Health Services Research and Development, Durham Veterans Affairs Health Care System, Durham, North Carolina;
Department of Population Health Sciences.
J Am Soc Nephrol. 2019 Jan;30(1):159-168. doi: 10.1681/ASN.2018050521. Epub 2018 Dec 7.
Outcomes of veterans with ESRD may differ depending on where they receive dialysis and who finances this care, but little is known about variation in outcomes across different dialysis settings and financial arrangements.
We examined survival among 27,241 Veterans Affairs (VA)-enrolled veterans who initiated chronic dialysis in 2008-2011 at () VA-based units, () community-based clinics through the Veterans Affairs Purchased Care program (VA-PC), () community-based clinics under Medicare, or () more than one of these settings ("dual" care). Using a Cox proportional hazards model, we compared all-cause mortality across dialysis settings during the 2-year period after dialysis initiation, adjusting for demographic and clinical characteristics.
Overall, 4% of patients received dialysis in VA, 11% under VA-PC, 67% under Medicare, and 18% in dual settings (nearly half receiving dual VA and VA-PC dialysis). Crude 2-year mortality was 25% for veterans receiving dialysis in the VA, 30% under VA-PC, 42% under Medicare, and 23% in dual settings.

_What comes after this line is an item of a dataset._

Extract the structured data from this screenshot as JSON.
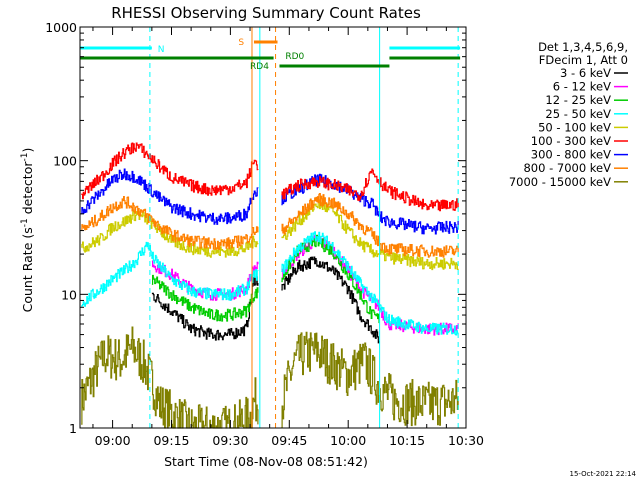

After adjustment, dialysis patients in VA or in dual settings had significantly lower 2-year mortality than those under Medicare; mortality did not differ in VA-PC and Medicare dialysis settings.
Mortality rates were highest for veterans receiving dialysis in Medicare or VA-PC settings and lowest for veterans receiving dialysis in the VA or dual settings. These findings inform institutional decisions about provision of dialysis for veterans. Further research identifying processes associated with improved survival for patients receiving VA-based dialysis may be useful in establishing best practices for outsourced veteran care.
退伍军人终末期肾病(ESRD)的治疗结果可能因接受透析的地点和支付费用的机构而异,但对于不同透析环境和财务安排下结果的差异知之甚少。
我们对 2008 年至 2011 年期间在 VA 下属单位、通过 Veterans Affairs Purchased Care 计划(VA-PC)的社区诊所、医疗保险覆盖的社区诊所或以上这些环境中的两种或以上(“双重”护理)接受慢性透析的 27241 名 VA 登记退伍军人的生存情况进行了研究。采用 Cox 比例风险模型,我们比较了在透析开始后 2 年内不同透析环境的全因死亡率,并根据人口统计学和临床特征进行了调整。
总体而言,4%的患者在 VA 接受透析,11%在 VA-PC 下,67%在医疗保险下,18%在双重环境下(近一半在 VA 和 VA-PC 下接受双重透析)。退伍军人在 VA 接受透析的粗 2 年死亡率为 25%,在 VA-PC 下为 30%,在医疗保险下为 42%,在双重环境下为 23%。调整后,VA 或双重环境下的透析患者 2 年死亡率显著低于医疗保险下的患者;VA-PC 和医疗保险下的透析环境中死亡率没有差异。
在医疗保险或 VA-PC 环境下接受透析的退伍军人死亡率最高,而在 VA 或双重环境下接受透析的退伍军人死亡率最低。这些发现为退伍军人提供透析的机构决策提供了信息。进一步研究确定与 VA 透析患者生存改善相关的流程可能有助于为外包退伍军人护理制定最佳实践。